ASCO 2024 preview – first look at Kelun’s registrational TROP2 dataset

The anti-TROP2 ADC sacituzumab tirumotecan has been in the spotlight, having been licensed by Kelun to Merck & Co in 2022, and subsequently put into a pivotal programme comprising nearly 10,000 patients. Last December Kelun’s first filing, for third-line triple-negative breast cancer, was accepted by China’s regulator, and an ASCO abstract has just revealed the impressive-looking data on which this is based. The phase 3 study in question, OptiTROP-Breast01, was toplined positive back in August, and the abstract shows a 69% reduction in risk of progression or death at a June 2023 cutoff. Even more dramatic is that an OS benefit was already seen at first interim analysis (November cutoff), amounting to a 47% reduction in risk of death. Also of interest will be the fact that PFS data are split by biomarker, and show a more pronounced effect in TROP2-expressing patients. Lack of information on patients’ baseline characteristics makes it impossible to relate these Chinese results to a realistic western population, but in any case Merck isn’t studying saci-T in this setting. Rather, its phase 3 TNBC trial is in the adjuvant setting, while Kelun is additionally running a Chinese pivotal front-line study.

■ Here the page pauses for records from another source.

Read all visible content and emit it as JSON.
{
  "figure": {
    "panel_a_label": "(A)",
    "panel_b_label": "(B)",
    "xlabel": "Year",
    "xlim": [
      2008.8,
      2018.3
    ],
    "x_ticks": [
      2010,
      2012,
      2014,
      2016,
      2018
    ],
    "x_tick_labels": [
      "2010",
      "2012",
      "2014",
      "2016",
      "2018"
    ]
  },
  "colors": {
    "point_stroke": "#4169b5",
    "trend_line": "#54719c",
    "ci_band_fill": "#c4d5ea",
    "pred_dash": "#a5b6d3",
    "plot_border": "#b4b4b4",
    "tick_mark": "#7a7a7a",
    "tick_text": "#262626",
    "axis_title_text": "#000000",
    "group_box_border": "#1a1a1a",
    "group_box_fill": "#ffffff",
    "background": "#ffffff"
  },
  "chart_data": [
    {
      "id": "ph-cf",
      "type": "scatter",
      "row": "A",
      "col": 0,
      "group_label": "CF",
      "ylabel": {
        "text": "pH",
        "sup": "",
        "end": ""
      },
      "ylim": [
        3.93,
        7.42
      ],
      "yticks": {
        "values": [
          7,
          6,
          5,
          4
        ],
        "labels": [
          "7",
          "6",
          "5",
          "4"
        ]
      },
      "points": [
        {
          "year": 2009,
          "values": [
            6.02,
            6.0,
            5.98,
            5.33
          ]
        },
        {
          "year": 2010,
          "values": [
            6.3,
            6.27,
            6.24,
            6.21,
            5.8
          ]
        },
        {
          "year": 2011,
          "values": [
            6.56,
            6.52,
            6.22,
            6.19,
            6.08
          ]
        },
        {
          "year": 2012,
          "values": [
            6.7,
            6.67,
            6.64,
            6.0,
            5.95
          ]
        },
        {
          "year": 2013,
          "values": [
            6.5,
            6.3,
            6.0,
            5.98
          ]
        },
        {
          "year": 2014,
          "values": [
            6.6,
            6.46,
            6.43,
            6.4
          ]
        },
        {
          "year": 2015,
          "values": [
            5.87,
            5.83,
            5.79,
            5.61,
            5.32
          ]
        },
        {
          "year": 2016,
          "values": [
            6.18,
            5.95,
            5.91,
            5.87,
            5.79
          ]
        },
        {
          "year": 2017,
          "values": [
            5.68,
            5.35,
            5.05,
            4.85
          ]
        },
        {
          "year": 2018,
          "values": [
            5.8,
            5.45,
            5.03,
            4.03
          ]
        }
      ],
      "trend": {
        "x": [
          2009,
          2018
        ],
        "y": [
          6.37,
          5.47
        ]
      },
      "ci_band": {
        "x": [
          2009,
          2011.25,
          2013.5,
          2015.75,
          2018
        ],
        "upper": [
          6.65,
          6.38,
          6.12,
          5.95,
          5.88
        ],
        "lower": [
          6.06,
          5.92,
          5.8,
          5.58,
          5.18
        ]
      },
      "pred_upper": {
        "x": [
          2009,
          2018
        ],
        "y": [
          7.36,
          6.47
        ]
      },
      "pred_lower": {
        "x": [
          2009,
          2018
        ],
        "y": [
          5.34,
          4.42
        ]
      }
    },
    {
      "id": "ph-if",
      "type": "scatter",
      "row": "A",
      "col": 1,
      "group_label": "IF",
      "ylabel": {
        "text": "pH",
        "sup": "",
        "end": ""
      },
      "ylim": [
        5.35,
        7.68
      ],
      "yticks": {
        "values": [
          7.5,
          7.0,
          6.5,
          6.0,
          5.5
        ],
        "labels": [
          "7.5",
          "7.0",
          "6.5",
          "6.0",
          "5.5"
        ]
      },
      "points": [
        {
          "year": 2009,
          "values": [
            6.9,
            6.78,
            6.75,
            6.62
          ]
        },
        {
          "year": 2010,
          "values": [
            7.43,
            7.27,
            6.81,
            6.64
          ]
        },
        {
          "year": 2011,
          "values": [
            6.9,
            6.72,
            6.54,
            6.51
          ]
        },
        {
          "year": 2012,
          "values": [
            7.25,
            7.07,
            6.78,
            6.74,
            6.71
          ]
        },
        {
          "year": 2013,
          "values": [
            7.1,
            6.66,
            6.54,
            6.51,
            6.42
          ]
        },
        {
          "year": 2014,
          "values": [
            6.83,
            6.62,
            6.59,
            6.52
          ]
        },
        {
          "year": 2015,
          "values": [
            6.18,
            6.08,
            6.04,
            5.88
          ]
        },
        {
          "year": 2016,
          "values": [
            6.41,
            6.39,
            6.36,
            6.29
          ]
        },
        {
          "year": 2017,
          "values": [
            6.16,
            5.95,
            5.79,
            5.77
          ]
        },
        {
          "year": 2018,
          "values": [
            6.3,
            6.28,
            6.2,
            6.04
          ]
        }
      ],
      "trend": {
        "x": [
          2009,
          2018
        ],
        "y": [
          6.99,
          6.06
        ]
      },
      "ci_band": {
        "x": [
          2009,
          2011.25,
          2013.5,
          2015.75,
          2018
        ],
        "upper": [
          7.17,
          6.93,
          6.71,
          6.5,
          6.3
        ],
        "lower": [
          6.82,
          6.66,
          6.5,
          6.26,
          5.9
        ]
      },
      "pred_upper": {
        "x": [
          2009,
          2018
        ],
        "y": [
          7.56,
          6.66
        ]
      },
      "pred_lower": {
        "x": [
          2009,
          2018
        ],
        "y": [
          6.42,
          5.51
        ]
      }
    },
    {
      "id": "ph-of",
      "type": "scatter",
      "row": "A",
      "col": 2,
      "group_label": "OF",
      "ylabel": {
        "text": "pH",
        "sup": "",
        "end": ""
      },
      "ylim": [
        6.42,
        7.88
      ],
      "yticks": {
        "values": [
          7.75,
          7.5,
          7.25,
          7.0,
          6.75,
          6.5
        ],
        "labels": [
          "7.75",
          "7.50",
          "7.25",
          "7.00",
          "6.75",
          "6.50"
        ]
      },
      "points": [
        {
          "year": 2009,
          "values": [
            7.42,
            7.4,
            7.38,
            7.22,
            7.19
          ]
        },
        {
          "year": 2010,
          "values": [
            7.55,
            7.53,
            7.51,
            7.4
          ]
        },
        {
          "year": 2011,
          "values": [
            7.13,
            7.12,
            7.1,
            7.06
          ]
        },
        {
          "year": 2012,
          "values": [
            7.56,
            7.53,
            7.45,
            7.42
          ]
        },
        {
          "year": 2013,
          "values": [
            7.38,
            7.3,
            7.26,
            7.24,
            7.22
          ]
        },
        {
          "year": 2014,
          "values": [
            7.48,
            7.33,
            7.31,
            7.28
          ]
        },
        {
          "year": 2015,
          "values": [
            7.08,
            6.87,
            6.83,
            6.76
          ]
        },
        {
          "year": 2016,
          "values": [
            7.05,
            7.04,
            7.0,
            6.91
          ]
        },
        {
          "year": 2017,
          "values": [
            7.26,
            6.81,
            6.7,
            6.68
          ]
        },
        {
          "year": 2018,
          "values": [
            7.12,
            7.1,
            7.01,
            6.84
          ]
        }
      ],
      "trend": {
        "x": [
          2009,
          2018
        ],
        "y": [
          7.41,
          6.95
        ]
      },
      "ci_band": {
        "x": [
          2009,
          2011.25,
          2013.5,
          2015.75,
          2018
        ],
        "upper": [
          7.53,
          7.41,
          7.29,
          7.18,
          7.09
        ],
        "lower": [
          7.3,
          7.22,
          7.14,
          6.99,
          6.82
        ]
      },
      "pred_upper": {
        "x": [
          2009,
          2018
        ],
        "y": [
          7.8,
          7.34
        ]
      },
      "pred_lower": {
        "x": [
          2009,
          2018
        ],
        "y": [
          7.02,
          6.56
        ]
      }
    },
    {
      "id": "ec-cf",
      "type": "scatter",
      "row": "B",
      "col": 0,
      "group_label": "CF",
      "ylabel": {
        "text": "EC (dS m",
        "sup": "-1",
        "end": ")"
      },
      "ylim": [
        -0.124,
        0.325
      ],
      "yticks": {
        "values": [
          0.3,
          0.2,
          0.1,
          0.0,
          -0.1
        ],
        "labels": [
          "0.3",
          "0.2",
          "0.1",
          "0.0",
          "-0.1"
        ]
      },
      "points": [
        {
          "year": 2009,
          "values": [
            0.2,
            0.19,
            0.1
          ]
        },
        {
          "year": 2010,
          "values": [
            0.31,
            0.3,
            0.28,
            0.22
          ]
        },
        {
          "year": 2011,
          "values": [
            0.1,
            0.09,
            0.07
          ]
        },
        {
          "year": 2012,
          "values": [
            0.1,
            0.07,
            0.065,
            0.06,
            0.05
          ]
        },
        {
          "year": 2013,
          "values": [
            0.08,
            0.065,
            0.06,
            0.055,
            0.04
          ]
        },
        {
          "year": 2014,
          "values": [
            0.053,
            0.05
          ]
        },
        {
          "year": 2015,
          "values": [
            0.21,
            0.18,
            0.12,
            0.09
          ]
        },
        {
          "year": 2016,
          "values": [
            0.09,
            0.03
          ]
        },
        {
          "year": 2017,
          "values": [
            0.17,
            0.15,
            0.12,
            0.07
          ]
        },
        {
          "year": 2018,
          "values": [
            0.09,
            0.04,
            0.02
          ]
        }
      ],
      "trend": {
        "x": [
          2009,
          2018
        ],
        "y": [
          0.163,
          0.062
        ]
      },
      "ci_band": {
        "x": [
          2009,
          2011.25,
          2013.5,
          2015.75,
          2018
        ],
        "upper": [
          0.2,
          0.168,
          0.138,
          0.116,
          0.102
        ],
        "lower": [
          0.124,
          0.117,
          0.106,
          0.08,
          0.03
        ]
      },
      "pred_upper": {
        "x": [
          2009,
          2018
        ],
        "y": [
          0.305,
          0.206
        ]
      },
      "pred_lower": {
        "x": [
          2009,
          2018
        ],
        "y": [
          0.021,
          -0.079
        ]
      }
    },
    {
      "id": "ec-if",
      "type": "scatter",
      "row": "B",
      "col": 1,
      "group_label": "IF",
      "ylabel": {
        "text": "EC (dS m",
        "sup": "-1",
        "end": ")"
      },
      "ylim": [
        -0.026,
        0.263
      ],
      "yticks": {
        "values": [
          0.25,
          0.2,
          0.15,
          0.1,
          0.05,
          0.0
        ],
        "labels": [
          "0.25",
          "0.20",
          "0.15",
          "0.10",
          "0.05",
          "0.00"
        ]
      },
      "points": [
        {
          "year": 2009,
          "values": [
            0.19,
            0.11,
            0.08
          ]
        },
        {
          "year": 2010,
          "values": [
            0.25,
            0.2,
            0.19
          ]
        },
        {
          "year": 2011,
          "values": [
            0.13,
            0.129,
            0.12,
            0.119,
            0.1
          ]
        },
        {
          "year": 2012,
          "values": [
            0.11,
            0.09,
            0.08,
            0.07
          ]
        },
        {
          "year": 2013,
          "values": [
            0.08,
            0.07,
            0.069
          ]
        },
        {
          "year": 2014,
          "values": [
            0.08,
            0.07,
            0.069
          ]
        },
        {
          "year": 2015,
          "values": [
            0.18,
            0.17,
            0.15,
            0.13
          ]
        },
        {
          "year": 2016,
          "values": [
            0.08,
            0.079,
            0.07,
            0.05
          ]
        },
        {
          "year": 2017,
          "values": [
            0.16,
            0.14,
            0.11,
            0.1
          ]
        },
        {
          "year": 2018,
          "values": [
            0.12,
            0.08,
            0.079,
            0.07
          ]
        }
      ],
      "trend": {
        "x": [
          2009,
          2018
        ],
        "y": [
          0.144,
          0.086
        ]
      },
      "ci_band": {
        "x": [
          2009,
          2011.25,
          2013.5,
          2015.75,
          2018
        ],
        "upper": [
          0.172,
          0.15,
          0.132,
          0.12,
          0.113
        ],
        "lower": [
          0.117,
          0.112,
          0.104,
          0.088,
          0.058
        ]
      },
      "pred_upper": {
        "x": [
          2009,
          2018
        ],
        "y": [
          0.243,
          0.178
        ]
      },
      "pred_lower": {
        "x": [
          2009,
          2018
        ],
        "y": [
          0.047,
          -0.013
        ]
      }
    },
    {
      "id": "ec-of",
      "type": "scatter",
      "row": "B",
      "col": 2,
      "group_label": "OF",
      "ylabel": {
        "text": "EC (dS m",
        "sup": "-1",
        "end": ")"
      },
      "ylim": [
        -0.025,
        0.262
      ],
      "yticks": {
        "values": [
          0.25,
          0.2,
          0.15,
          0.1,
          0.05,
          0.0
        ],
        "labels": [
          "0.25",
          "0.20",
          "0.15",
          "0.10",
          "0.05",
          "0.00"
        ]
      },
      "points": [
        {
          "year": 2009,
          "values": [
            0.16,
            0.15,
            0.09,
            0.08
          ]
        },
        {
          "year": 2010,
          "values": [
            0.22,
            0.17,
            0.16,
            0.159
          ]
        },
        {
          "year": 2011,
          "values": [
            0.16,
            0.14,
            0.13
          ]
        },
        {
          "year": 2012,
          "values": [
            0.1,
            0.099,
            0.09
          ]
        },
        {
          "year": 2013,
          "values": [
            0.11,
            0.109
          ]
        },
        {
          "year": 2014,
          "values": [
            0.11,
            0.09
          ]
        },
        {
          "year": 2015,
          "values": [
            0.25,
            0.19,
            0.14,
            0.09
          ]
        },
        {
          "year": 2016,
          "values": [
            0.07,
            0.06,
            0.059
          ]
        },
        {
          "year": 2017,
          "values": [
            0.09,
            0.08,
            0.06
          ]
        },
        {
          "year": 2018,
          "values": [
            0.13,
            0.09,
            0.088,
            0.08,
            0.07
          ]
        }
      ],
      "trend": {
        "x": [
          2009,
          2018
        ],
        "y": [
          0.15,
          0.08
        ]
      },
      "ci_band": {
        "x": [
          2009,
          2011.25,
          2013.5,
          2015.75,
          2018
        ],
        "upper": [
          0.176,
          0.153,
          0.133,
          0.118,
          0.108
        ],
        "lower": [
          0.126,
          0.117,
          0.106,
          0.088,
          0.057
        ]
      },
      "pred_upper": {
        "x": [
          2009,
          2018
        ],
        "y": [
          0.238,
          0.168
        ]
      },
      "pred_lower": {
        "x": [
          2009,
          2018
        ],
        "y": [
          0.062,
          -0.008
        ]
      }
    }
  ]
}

Summary of OptiTROP-Breast01 trial in third-line* triple-negative breast cancer

Notes: 21 Jun 2023 data cutoff for PFS, and 30 Nov 2023 for OS (first interim analysis); *patients had received two or more therapies, including at least one in the metastatic setting; **eribulin, vinorelbine, capecitabine or gemcitabine; ^IHC semi-quantitative H-score >200. Source: ASCO.

The ASCO annual meeting takes place in Chicago on 31 May to 4 June.